Sie halten sich nur an minimale Vorgaben der Rechtsprechung. Ihr Entwurf enthält ein paar gute Ansätze, aber es gibt auch viele Verbesserungsvorschläge dazu.

Bei der Abstimmung über den Gesetzentwurf der Koalitionsfraktionen wird sich die AfD der Stimme enthalten. Der Änderungsantrag der Fraktion DIE LINKE in der Drs. 7/633 wird von der AfD unterstützt, weil dieser weitreichender ist als der Gesetzentwurf der Koalitionsfraktionen. - Ich bedanke mich.

(Beifall bei der AfD)

Wenn es keine Fragen gibt, danke ich dem Abgeordneten für seine Ausführungen. - Wir fahren fort. Für die SPD spricht nun Herr Dr. Schmidt. Herr Dr. Schmidt, Sie haben das Wort.

Herr Präsident! Sehr geehrte Damen und Herren! Ich will es nicht lang machen. Wir haben zu diesem Gesetzentwurf schon beraten. Erlauben Sie mir, eines zu sagen: Nachdem Herr Farle heute die Notwendigkeit des Tuns von Beamten per se infrage gestellt hat, jedenfalls der Beamten in der Steuerverwaltung, und Herr Lehmann gerade die Ungerechtigkeiten gegenüber denselben Beamten beklagt hat, ist mir nicht ganz klar, wie sich die AfD-Fraktion dazu genau positioniert. Vielleicht können Sie das untereinander genau ermitteln.

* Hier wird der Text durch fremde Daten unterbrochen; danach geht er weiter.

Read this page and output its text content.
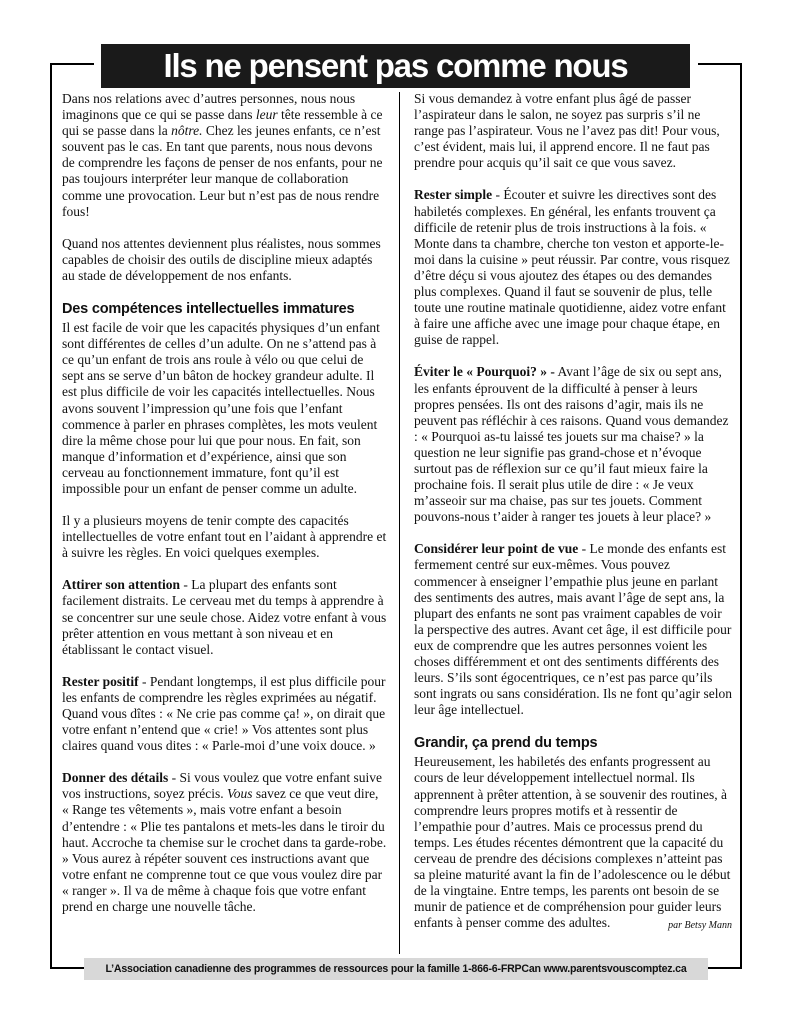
Ils ne pensent pas comme nous

Dans nos relations avec d’autres personnes, nous nous imaginons que ce qui se passe dans leur tête ressemble à ce qui se passe dans la nôtre. Chez les jeunes enfants, ce n’est souvent pas le cas. En tant que parents, nous nous devons de comprendre les façons de penser de nos enfants, pour ne pas toujours interpréter leur manque de collaboration comme une provocation. Leur but n’est pas de nous rendre fous!

Quand nos attentes deviennent plus réalistes, nous sommes capables de choisir des outils de discipline mieux adaptés au stade de développement de nos enfants.

Des compétences intellectuelles immatures

Il est facile de voir que les capacités physiques d’un enfant sont différentes de celles d’un adulte. On ne s’attend pas à ce qu’un enfant de trois ans roule à vélo ou que celui de sept ans se serve d’un bâton de hockey grandeur adulte. Il est plus difficile de voir les capacités intellectuelles. Nous avons souvent l’impression qu’une fois que l’enfant commence à parler en phrases complètes, les mots veulent dire la même chose pour lui que pour nous. En fait, son manque d’information et d’expérience, ainsi que son cerveau au fonctionnement immature, font qu’il est impossible pour un enfant de penser comme un adulte.

Il y a plusieurs moyens de tenir compte des capacités intellectuelles de votre enfant tout en l’aidant à apprendre et à suivre les règles. En voici quelques exemples.

Attirer son attention - La plupart des enfants sont facilement distraits. Le cerveau met du temps à apprendre à se concentrer sur une seule chose. Aidez votre enfant à vous prêter attention en vous mettant à son niveau et en établissant le contact visuel.

Rester positif - Pendant longtemps, il est plus difficile pour les enfants de comprendre les règles exprimées au négatif. Quand vous dîtes : « Ne crie pas comme ça! », on dirait que votre enfant n’entend que « crie! » Vos attentes sont plus claires quand vous dites : « Parle-moi d’une voix douce. »

Donner des détails - Si vous voulez que votre enfant suive vos instructions, soyez précis. Vous savez ce que veut dire, « Range tes vêtements », mais votre enfant a besoin d’entendre : « Plie tes pantalons et mets-les dans le tiroir du haut. Accroche ta chemise sur le crochet dans ta garde-robe. » Vous aurez à répéter souvent ces instructions avant que votre enfant ne comprenne tout ce que vous voulez dire par « ranger ». Il va de même à chaque fois que votre enfant prend en charge une nouvelle tâche.

Si vous demandez à votre enfant plus âgé de passer l’aspirateur dans le salon, ne soyez pas surpris s’il ne range pas l’aspirateur. Vous ne l’avez pas dit! Pour vous, c’est évident, mais lui, il apprend encore. Il ne faut pas prendre pour acquis qu’il sait ce que vous savez.

Rester simple - Écouter et suivre les directives sont des habiletés complexes. En général, les enfants trouvent ça difficile de retenir plus de trois instructions à la fois. « Monte dans ta chambre, cherche ton veston et apporte-le-moi dans la cuisine » peut réussir. Par contre, vous risquez d’être déçu si vous ajoutez des étapes ou des demandes plus complexes. Quand il faut se souvenir de plus, telle toute une routine matinale quotidienne, aidez votre enfant à faire une affiche avec une image pour chaque étape, en guise de rappel.

Éviter le « Pourquoi? » - Avant l’âge de six ou sept ans, les enfants éprouvent de la difficulté à penser à leurs propres pensées. Ils ont des raisons d’agir, mais ils ne peuvent pas réfléchir à ces raisons. Quand vous demandez : « Pourquoi as-tu laissé tes jouets sur ma chaise? » la question ne leur signifie pas grand-chose et n’évoque surtout pas de réflexion sur ce qu’il faut mieux faire la prochaine fois. Il serait plus utile de dire : « Je veux m’asseoir sur ma chaise, pas sur tes jouets. Comment pouvons-nous t’aider à ranger tes jouets à leur place? »

Considérer leur point de vue - Le monde des enfants est fermement centré sur eux-mêmes. Vous pouvez commencer à enseigner l’empathie plus jeune en parlant des sentiments des autres, mais avant l’âge de sept ans, la plupart des enfants ne sont pas vraiment capables de voir la perspective des autres. Avant cet âge, il est difficile pour eux de comprendre que les autres personnes voient les choses différemment et ont des sentiments différents des leurs. S’ils sont égocentriques, ce n’est pas parce qu’ils sont ingrats ou sans considération. Ils ne font qu’agir selon leur âge intellectuel.

Grandir, ça prend du temps

Heureusement, les habiletés des enfants progressent au cours de leur développement intellectuel normal. Ils apprennent à prêter attention, à se souvenir des routines, à comprendre leurs propres motifs et à ressentir de l’empathie pour d’autres. Mais ce processus prend du temps. Les études récentes démontrent que la capacité du cerveau de prendre des décisions complexes n’atteint pas sa pleine maturité avant la fin de l’adolescence ou le début de la vingtaine. Entre temps, les parents ont besoin de se munir de patience et de compréhension pour guider leurs enfants à penser comme des adultes.	par Betsy Mann

L’Association canadienne des programmes de ressources pour la famille 1-866-6-FRPCan www.parentsvouscomptez.ca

Es gibt glücklicherweise eine klare Auffassung innerhalb der Koalition dazu. Diese besagt: Die Beamtinnen und Beamten unseres Landes leisten einen wichtigen und unverzichtbaren Beitrag für innere Sicherheit, Bildung, Steuereinnahmen und damit auch einen Beitrag zur sozialen und finanziellen Gerechtigkeit, auf den niemand von uns verzichten möchte.